I recall going to a family dinner at a high-end restaurant overlooking Manhattan from the river. We ordered espresso, and they actually made it wrong, because the staff didn't know how to use the machine; which they admitted to. My uncle was outraged, and he demanded to have it removed from the bill, which they complied. They were charging a high price for it as well. :useless:

Jovialis
03-11-17, 20:06
https://i.imgur.com/cNIp83Y.png

This is how I metabolize caffeine according to the geneplaza app.

SoloWarrior
04-11-17, 16:23
I am supposedly a slow metabolizer. By DNA that is.

I am actually a fast metabolizer, in that I can have a coffee in the early morning, another at the start of work, and even add a strong espresso on top in the afternoon. I am not drinking little cups of typical coffee but usually L or XL of dark coffee.

I still go to sleep at my usual hour.

SoloWarrior
04-11-17, 16:40
Btw, my Italian relatives call American coffee dirty dishwater. :)

Some UKers refer to American tea & coffee (and some American beer brands) as piss water. Not as charming as dirty dishwater but pretty much the same sentiment.

Angela
04-11-17, 17:13
Some UKers refer to American tea & coffee (and some American beer brands) as piss water. Not as charming as dirty dishwater but pretty much the same sentiment.

I get videos from "Facts", based in Ireland, on my youtube feed occasionally. They also have a tendency to describe drinks that way, and food in even more graphic ways.. Not comparisons that would come readily to my mind. :)

As I said, I'm a very slow metabolizer of caffeine, as was my mother, and as the gene analysis corroborates. Any caffeine after noon and my sleep is disturbed. It's ok, though, because unless it's doctored with milk and sugar I really don't like it, so I don't miss not drinking large quantities.
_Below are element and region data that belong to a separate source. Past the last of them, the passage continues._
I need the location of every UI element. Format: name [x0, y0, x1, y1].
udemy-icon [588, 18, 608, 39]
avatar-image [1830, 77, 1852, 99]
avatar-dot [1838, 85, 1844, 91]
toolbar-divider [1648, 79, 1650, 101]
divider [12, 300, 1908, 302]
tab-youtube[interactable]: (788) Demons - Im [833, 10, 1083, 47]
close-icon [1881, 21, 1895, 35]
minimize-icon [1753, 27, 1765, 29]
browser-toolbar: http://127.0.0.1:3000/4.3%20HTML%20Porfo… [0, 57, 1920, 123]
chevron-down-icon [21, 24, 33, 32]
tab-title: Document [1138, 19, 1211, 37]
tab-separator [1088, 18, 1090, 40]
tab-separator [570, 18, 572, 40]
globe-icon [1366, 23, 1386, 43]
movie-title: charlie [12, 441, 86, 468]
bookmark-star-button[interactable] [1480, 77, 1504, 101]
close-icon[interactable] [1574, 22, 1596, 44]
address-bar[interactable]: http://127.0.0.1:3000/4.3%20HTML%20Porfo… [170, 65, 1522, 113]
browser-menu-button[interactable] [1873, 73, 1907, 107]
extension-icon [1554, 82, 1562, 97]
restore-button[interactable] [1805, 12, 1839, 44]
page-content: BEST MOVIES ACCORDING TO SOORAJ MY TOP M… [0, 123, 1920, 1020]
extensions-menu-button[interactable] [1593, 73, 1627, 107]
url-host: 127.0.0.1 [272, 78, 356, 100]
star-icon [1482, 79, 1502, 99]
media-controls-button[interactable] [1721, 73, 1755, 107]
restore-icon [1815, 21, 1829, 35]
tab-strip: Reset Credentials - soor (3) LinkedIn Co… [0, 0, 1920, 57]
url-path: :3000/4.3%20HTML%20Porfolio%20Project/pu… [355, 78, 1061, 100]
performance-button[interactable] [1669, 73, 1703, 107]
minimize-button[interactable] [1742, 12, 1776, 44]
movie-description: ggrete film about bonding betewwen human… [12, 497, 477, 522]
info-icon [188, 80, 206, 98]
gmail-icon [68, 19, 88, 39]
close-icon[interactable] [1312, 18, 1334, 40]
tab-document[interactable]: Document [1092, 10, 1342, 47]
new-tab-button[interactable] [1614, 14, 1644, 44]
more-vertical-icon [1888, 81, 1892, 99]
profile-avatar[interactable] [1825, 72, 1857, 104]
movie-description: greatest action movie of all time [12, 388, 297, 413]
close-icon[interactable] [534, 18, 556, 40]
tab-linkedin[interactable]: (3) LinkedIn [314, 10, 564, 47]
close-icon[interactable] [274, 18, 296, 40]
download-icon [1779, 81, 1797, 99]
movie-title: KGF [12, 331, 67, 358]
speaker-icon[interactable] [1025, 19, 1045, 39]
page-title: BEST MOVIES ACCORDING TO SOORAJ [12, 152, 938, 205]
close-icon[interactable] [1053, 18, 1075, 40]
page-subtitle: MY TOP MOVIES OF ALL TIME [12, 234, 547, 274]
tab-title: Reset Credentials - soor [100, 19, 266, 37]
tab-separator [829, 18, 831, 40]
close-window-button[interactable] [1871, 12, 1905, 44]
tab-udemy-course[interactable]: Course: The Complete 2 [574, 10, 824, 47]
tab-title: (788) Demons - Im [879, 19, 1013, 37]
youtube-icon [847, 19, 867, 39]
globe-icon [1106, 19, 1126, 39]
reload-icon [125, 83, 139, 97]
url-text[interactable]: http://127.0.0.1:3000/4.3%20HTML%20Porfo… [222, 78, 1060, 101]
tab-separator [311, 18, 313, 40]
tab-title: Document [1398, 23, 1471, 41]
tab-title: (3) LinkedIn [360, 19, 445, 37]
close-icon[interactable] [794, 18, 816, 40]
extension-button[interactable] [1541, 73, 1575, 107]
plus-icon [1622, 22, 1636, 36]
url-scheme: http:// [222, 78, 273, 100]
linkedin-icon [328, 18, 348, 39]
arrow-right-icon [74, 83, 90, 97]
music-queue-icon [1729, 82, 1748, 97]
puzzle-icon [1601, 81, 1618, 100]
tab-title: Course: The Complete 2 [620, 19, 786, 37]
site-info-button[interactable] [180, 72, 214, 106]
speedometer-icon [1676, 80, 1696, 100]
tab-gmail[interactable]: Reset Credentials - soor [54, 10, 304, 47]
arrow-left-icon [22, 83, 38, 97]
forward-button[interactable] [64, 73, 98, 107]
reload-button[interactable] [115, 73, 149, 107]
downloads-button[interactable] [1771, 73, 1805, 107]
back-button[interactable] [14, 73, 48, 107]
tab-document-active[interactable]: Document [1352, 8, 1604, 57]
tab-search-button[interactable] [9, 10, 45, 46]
I need something to lessen the bitterness.

That's one that the gene analysis got wrong. It says I don't taste "bitterness", but I do. I don't eat broccoli rabe, or brussels sprouts, or raw, brined olives either.

I just think we're at the beginning of gene analysis for traits. There's probably a lot of other alleles we haven't found yet, and we don't totally understand even the ones we have found.

Lactase persistence is another example. I'm homozygous for the LP derived allele conferring it, yet as I got older I started having some issues, and so I have to moderate my use of butter and milk. Conversely, I know someone who is homozygous for the ancestral version and can consume any amount of dairy with no problems whatsoever.

timetraveller
28-11-17, 17:52
I don't drink coffee much. However I find a little coffee makes me more comfortable, relaxed, more concentrate and less sleepy of course. So usually a latte is just right for me.